It started naturally when the World Health Organization declared COVID-19 a pandemic in March 2020. Billions of people were forced to stay at home, so they quickly switched from paying for services to buying equipment – home gym equipment, electronics. , and equipment. almost.
Shipping companies expected that the global economy would suffer from a slowdown, so they stopped producing containers. Instead, these companies received a massive spike in demand, causing a global shipping crisis that has yet to be resolved. Add to that a chronic shortage of heavy truck drivers, workers regularly forced into isolation amid “pandemics,” port delays, a blockage in the Suez Canal and problems caused by Brexit, and you have a perfect storm of problems for Europe’s largest wine bottler.
The park is based in Bristol in the west of England. It is a subsidiary of Accolade Wines, the Australian company that produces Hardys and Echo Falls, but also imports wine in bulk from suppliers such as Treasury Wine Estates and Henkell Freixenet. The team bottle the wine and send it to retailers and bars across the UK. It also transports about 6 million cases annually to the European Union. It is preparing for the Christmas trading period, the busiest period of the year, while continuing to battle a variety of disruptions to the global supply chain.
Managing Director Richard Lloyd admits this is the most challenging period he has ever experienced. However, The Park just had its strongest year of growth.

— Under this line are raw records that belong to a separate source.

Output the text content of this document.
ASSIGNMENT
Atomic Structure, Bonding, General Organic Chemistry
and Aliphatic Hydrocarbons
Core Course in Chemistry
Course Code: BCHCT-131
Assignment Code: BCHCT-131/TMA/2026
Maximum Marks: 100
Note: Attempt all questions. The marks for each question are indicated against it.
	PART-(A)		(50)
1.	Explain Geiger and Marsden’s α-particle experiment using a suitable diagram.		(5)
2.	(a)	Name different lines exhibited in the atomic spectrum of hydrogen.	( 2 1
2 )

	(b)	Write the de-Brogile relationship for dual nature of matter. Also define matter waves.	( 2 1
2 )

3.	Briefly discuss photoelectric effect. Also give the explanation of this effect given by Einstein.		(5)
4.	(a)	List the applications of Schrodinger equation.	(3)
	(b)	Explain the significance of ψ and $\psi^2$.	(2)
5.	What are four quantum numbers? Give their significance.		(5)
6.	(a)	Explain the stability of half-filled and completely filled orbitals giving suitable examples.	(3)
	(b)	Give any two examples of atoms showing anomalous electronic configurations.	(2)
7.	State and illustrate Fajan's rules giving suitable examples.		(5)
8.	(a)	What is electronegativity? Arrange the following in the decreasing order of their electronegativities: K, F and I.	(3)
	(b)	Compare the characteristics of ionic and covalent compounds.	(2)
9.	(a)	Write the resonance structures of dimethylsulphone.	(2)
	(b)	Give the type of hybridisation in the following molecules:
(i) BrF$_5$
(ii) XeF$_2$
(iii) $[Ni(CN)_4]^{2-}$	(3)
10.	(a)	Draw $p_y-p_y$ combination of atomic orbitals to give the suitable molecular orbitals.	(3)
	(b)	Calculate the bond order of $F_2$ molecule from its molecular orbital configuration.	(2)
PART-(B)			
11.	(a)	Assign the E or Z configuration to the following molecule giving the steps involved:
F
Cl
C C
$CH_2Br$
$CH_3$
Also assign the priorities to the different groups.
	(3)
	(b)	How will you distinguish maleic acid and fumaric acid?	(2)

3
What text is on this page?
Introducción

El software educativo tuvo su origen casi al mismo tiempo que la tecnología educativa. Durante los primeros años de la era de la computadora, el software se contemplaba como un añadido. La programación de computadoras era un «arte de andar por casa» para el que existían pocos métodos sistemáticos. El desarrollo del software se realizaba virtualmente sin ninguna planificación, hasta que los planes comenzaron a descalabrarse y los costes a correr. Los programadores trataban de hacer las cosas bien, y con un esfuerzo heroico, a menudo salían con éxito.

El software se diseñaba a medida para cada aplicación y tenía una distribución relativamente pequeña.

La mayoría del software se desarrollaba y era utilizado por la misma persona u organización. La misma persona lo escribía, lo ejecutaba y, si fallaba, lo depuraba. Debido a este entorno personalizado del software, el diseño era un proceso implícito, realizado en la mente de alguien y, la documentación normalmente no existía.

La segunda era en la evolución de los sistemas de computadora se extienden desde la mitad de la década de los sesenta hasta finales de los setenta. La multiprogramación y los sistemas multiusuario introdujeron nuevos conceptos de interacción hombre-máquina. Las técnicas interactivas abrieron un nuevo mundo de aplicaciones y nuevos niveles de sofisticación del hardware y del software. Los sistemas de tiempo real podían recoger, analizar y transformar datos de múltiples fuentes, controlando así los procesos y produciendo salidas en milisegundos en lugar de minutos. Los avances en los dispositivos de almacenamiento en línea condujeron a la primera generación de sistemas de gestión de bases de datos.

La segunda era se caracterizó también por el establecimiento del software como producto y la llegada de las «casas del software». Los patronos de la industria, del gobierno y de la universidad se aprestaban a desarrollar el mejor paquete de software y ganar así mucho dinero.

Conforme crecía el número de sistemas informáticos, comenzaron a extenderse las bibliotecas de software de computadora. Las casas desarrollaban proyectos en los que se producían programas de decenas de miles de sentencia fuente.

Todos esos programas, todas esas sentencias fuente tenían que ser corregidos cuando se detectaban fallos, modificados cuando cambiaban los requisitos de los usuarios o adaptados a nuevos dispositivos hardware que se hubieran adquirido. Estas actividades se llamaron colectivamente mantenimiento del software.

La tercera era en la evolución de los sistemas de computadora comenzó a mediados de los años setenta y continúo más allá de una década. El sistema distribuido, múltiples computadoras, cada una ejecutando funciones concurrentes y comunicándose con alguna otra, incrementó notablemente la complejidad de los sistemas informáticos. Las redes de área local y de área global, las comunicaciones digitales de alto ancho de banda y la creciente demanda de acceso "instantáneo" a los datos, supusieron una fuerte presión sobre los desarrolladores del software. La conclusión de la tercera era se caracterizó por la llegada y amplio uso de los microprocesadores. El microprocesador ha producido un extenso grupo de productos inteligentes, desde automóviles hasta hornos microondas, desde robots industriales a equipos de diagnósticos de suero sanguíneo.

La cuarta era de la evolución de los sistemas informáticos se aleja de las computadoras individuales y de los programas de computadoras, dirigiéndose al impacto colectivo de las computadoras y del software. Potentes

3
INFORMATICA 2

It now accounts for one in four bottles of wine consumed in the UK, and its European export business is thriving, bottling wines, spirits, non-alcoholic drinks and hard seltzer for eight other companies.
The Park has bottled 250 million bottles of wine over the past 12 months, and is currently bottling around 1 million bottles and 150,000 cases of wine daily.
“It has been a challenging year, but one that has enabled businesses with the right fundamentals to thrive and grow,” says Lloyd.
The company's size gives it an advantage in the current climate, according to Lloyd, which has allowed it to emerge relatively unscathed. “We now have a critical mass of volume, with the Accolade and other brands, so we can ensure that when there are shipping challenges, we are at the front of the queue,” he says. “Our supply chain model can help other businesses too, so we have become a consolidation center for the UK wine industry.”
Despite strong growth, the shipping crisis has caused problems for the park. “You have this huge demand, and right now everything is out of the ordinary,” Lloyd says. “Shipping is about moving a container full of something, but then it's about moving the empty container back to the right part of the world. Global shipping lines have just lost their balance with where the containers should be, and there aren't enough containers right now. Global shipping will cause us problems for another three to six months.